Razi menggeser kotak tisu di atas meja ke hadapan Sasti yang kini sedang sesenggukan. Sasti menarik beberapa lembar kertas tipis itu untuk diusap di pipinya.

"Maaf, Kak. Aku jadi baper."

"Alhamdulillah, Allah sudah membuka pintu hati kamu. Yang sudah terjadi di masa lalu, sudah berlalu. Yang penting, bagaimana kita menjadi lebih baik di masa depan."

"Kak Aji...maaf ya..."

"Terima kasih kamu sudah mau jujur."

----------

Masa Kini

Razi mengingat pertemuannya dengan Maira siang tadi di klinik. Ada perasaan bersalah terselip di hatinya. Lagi - lagi wanita itu harus melihat kebersamaannya dengan Alma, hal yang paling tidak ia inginkan. Sejak ia melihat bagaimana tatapan Maira terhadap dirinya dan Alma saat makan siang bersama di rumahnya.

Siang itu, sebenarnya secara tidak sengaja Alma mampir ke rumahnya untuk menyerahkan beberapa gambar blueprint yang harus segera ia adopsi.

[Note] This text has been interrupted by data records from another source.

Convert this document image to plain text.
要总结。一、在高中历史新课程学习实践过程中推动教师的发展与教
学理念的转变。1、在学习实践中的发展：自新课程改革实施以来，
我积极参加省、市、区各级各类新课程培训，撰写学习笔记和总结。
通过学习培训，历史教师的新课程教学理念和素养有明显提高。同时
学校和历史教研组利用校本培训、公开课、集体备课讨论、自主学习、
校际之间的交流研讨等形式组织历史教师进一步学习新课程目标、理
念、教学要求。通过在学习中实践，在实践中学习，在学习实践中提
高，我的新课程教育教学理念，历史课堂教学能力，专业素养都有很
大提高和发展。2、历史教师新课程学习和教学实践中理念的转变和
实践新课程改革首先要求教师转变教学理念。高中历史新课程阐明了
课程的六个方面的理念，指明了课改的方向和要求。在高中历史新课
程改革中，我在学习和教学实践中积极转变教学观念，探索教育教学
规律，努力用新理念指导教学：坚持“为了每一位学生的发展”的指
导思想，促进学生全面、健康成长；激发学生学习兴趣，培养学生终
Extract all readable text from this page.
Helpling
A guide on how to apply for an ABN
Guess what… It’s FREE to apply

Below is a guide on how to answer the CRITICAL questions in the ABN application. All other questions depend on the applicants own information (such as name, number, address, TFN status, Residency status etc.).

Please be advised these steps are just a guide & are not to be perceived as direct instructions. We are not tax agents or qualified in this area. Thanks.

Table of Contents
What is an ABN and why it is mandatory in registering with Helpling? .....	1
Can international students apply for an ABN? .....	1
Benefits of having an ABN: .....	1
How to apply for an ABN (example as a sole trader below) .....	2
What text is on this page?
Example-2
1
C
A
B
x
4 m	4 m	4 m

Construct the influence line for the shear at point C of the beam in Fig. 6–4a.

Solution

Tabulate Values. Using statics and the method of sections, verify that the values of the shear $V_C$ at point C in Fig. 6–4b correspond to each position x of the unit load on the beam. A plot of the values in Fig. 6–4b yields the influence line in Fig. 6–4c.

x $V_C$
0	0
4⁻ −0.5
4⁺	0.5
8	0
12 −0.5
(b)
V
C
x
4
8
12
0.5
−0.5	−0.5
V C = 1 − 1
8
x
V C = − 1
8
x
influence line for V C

Kebetulan saat itu, Alma membawa Sarah ikut serta karena ART-nya sedang mudik ke kampung. Dan kebetulan juga saat itu Umminya sedang mengadakan acara makan bersama sup kimlo. Tentu saja Ummi dan Asha mengajak Alma untuk ikut serta. Apalagi Asha yang keburu gemas saat melihat sosok balita lucu seperti Sarah.

Sedangkan tadi pagi, saat Razi sedang mampir ke rumahnya untuk menyerahkan flashdisk berisi file pekerjaan, Alma sedang terlihat panik karena Sarah panas tinggi. Alma pun langsung meminta bantuannya untuk mengantarkannya dan Sarah ke klinik.

Razi membuka laci mejanya. Ia menarik sebuah kotak berisi koleksi gantungan kuncinya. Ya, sejak dulu ia senang mengoleksi gantungan kunci unik yang selalu menjadi oleh - oleh dari Ayahnya saat bepergian keluar kota ataupun keluar negeri. Di dasar kotak itu, ada sebuah kertas foto terselip. Ia memandangi foto itu, foto yang telah ia simpan sejak lama. Pikiran Razi mengelana, apakah ia sedang menatap masa lalunya? Ataukah masa depannya?